Crises alimentaires : cinq pays en alerte rouge selon l’ONU

Les pays les plus touchés par la crise alimentaire mondiale révélés par l’ONU

L’Organisation des Nations Unies tire la sonnette d’alarme : cinq régions du monde se trouvent actuellement en alerte maximale face à une insécurité alimentaire grandissante. Gaza, Haïti, le Soudan, le Soudan du Sud et le Mali concentrent les situations les plus critiques, nécessitant une réponse internationale immédiate pour éviter des catastrophes humanitaires.

Des situations critiques exigeant une action urgente

Selon le Programme alimentaire mondial (PAM) et l’Organisation des Nations Unies pour l’alimentation et l’agriculture (FAO), sans une aide massive et coordonnée, des millions de personnes dans ces pays risquent de sombrer dans la famine d’ici les prochains mois. Cindy McCain, directrice exécutive du PAM, alerte : « Ce rapport est un signal rouge.
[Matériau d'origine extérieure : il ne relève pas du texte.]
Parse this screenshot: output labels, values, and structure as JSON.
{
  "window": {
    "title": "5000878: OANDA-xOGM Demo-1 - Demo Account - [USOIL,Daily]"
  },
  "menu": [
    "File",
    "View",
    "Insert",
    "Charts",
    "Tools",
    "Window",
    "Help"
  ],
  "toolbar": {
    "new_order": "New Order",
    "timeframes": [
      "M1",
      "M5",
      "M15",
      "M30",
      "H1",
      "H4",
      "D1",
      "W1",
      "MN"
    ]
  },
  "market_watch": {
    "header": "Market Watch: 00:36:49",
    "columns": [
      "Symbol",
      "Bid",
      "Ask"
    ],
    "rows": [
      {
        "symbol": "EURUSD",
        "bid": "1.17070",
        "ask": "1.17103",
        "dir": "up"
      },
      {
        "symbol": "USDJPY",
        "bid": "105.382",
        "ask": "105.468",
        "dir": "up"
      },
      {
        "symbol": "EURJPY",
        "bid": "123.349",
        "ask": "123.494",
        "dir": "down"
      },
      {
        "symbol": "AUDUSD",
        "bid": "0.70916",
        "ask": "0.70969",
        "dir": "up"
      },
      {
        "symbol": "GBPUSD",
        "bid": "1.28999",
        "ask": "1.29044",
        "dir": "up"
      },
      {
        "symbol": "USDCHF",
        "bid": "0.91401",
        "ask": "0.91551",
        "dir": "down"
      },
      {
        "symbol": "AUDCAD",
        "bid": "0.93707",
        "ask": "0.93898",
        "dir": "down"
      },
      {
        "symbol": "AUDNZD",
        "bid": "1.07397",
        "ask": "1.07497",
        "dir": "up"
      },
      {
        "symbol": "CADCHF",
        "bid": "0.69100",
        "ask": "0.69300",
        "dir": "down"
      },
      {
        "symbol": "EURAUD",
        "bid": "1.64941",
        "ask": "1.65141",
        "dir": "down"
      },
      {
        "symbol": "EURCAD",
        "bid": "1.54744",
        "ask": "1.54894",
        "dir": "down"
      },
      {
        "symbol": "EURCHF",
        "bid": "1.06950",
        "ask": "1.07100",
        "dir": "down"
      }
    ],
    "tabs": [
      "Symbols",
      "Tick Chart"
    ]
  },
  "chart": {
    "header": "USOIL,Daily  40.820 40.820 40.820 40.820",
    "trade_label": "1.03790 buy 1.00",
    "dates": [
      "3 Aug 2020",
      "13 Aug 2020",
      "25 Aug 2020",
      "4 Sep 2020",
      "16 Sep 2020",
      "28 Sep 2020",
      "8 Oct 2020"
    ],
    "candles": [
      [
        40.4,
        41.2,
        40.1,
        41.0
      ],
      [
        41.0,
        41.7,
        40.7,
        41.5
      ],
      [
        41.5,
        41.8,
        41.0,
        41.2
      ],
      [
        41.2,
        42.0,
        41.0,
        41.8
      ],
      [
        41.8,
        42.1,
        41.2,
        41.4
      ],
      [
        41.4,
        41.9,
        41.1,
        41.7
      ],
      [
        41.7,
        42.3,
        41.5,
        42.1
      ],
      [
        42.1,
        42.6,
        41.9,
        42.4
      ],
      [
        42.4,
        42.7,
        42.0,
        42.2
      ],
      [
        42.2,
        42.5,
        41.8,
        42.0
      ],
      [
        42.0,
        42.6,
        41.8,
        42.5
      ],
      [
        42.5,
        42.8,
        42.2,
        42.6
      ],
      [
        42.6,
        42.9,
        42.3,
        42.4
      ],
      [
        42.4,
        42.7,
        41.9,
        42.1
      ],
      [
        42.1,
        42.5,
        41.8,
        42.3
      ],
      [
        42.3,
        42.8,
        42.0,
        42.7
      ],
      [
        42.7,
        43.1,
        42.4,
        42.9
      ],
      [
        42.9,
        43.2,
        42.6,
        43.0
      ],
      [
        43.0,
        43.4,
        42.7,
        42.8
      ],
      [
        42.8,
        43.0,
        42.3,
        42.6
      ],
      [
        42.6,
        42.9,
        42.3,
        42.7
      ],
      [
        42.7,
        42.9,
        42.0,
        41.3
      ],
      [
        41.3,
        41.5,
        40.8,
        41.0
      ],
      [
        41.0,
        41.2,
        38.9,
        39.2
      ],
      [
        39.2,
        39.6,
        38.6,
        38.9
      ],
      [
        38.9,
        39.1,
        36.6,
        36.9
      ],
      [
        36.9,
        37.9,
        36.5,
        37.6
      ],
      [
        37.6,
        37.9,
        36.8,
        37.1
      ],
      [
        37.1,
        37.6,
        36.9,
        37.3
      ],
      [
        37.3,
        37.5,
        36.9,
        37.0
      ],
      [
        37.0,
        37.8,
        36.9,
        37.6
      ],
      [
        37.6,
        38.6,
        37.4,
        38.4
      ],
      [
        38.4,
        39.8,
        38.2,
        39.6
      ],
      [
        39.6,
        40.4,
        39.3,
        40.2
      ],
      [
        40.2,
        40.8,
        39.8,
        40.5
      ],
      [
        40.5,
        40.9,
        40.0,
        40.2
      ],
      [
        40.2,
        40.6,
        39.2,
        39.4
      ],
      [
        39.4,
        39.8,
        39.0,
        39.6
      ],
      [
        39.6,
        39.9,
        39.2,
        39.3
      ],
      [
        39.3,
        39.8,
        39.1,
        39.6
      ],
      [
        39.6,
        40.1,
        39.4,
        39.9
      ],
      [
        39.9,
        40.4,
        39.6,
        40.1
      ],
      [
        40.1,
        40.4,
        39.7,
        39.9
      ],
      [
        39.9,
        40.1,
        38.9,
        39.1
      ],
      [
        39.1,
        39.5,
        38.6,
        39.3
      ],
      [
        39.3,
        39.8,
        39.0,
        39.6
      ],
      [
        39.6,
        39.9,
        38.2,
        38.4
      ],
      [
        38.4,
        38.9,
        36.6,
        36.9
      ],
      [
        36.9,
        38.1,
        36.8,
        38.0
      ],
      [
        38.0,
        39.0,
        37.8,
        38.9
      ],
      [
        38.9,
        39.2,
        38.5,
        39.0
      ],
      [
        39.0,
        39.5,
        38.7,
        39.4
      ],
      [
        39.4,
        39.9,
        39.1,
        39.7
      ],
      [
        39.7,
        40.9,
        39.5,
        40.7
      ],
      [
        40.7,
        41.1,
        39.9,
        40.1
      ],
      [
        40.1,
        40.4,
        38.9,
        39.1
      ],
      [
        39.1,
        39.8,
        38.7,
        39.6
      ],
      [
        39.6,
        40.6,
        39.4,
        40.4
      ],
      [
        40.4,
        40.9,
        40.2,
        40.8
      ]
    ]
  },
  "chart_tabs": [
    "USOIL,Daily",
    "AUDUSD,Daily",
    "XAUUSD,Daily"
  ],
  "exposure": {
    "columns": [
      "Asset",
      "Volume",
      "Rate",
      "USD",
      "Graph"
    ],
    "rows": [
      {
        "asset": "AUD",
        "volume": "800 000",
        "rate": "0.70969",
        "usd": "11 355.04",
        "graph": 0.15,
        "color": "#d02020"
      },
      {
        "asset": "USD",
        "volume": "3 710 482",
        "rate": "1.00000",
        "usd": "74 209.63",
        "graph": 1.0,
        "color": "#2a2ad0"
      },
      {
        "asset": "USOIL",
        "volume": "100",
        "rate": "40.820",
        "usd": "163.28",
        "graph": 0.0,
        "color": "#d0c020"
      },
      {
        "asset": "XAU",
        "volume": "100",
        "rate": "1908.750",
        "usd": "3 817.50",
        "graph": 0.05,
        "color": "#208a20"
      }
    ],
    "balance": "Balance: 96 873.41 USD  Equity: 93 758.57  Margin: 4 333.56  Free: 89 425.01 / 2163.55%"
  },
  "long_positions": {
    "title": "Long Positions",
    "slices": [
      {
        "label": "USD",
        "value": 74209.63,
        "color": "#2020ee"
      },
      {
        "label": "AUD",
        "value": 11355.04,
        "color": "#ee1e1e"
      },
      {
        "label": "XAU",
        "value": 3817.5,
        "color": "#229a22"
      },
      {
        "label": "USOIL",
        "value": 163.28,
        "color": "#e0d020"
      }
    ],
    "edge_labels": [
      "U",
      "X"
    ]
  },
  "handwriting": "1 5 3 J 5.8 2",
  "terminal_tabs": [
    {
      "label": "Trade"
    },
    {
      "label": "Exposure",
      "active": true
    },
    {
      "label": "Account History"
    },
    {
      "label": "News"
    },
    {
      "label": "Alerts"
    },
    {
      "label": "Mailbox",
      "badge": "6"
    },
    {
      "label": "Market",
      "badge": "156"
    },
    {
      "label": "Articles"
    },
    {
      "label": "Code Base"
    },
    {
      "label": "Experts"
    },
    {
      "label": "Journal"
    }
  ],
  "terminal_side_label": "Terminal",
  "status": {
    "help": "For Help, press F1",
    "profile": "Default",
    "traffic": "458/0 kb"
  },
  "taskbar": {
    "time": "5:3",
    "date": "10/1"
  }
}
Nous savons où la faim progresse et qui est en danger. »

Les obstacles s’accumulent : accès restreint aux zones sinistrées, déficits financiers critiques et conflits armés persistants aggravent une situation déjà précaire.

Carte des zones de crise alimentaire mondiale

Gaza et Soudan : les foyers les plus menacés

Au Soudan, la famine est une réalité depuis 2024. Les combats persistants et les déplacements massifs de populations, notamment dans le Grand Kordofan et le Grand Darfour, plongent le pays dans une crise sans précédent. 24,6 millions de Soudanais pourraient connaître des niveaux de crise alimentaire ou pire d’ici mai 2025, dont 637 000 en situation catastrophique.

À Gaza, l’intensification des opérations militaires bloque l’acheminement de l’aide humanitaire. 2,1 millions de personnes – soit la quasi-totalité de la population – risquent de souffrir d’insécurité alimentaire sévère d’ici septembre 2025, avec 470 000 individus en situation de famine.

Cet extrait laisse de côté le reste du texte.